Deigendesch, N., Zychlinsky, A., & Meissner, F. (2018). Copper Regulates the Canonical NLRP3 Inflammasome. Journal of Immunology, 200(5), 1607-1617. doi:10.4049/jimmunol.1700712.


Zitierlink: https://hdl.handle.net/21.11116/0000-0000-F57F-E
Zusammenfassung
Inflammasomes are multimeric protein complexes that are activated through a NOD-like receptor and regulate the proteolytic activation of caspase-1 and cytokines, like IL-1 beta. The NLRP3 inflammasome is implicated in many human pathologies including infections, autoinflammatory syndromes, chronic inflammation, and metabolic diseases; however, the molecular mechanisms of activation are not fully understood. In this study we show that NLRP3 inflammasome activation requires intracellular copper. A clinically approved copper chelator, tetrathiomolybdate, inhibited the canonical NLRP3 but not the AIM2, NLRC4, and NLRP1 inflammasomes or NF-kappa B-dependent priming.

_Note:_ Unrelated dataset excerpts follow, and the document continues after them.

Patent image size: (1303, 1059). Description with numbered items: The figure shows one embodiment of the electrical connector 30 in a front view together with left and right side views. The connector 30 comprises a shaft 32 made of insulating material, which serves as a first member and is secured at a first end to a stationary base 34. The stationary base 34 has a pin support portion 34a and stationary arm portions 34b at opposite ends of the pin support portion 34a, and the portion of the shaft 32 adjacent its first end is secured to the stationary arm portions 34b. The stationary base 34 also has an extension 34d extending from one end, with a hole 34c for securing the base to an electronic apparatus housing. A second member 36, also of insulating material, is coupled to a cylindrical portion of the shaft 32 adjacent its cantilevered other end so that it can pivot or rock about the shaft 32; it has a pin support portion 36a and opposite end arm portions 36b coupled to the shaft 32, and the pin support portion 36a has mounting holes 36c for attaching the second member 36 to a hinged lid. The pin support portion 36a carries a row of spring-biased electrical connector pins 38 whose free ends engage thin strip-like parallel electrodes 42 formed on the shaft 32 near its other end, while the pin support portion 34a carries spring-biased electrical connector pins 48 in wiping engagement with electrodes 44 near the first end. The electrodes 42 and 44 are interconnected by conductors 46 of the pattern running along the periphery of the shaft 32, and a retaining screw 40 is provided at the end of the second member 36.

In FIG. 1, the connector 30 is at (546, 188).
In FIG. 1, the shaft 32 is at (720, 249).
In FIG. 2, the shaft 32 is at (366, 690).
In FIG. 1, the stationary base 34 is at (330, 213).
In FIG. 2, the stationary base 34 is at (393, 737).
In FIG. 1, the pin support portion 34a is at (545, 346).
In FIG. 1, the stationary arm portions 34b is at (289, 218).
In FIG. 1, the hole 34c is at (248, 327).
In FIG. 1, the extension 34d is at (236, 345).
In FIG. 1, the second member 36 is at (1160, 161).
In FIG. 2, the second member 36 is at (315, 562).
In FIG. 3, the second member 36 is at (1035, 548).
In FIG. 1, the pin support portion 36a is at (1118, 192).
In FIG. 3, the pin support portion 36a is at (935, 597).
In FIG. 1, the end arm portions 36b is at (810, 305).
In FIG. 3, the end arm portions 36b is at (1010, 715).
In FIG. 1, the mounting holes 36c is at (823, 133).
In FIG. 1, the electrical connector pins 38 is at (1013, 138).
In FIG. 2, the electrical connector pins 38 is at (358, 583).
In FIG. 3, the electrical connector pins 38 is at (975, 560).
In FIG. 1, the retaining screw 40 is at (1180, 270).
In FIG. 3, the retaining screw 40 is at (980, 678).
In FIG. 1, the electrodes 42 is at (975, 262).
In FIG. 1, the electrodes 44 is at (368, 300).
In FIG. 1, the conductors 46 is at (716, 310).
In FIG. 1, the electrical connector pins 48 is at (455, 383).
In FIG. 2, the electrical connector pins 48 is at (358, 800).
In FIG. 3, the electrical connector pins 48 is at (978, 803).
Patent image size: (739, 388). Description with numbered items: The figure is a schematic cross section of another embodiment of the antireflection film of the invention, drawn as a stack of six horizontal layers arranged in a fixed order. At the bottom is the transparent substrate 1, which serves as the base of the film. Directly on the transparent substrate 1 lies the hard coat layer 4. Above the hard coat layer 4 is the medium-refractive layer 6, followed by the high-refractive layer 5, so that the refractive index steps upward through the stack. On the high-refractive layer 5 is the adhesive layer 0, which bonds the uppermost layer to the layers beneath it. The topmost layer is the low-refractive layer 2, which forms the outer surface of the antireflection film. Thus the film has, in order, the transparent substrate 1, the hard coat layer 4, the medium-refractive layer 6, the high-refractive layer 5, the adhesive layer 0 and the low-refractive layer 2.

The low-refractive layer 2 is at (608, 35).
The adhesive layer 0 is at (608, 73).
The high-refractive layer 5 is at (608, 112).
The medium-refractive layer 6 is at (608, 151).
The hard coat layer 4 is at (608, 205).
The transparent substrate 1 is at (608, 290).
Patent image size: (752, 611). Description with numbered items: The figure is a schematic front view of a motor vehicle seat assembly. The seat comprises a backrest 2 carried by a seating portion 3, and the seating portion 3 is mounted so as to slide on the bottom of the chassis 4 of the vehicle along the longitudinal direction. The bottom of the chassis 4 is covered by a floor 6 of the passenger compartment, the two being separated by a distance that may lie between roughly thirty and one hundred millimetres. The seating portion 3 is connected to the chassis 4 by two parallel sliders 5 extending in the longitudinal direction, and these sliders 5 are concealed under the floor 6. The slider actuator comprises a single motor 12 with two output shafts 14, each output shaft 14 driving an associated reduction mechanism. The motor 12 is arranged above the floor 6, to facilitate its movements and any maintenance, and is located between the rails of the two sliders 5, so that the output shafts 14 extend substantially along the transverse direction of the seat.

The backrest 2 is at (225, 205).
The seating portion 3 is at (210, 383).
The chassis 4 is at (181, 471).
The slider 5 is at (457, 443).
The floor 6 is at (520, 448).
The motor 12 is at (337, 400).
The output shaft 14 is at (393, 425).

We demonstrate that NLRP3 inflammasome activation is blocked by removing copper from the active site of superoxide dismutase 1, recapitulating impaired inflammasome function in superoxide dismutase 1-deficient mice. This regulation is specific to macrophages, but not monocytes, both in mice and humans. In vivo, depletion of bioavailable copper resulted in attenuated caspase-1-dependent inflammation and reduced susceptibility to LPS-induced endotoxic shock. Our results indicate that targeting the intracellular copper homeostasis has potential for the treatment of NLRP3-dependent diseases.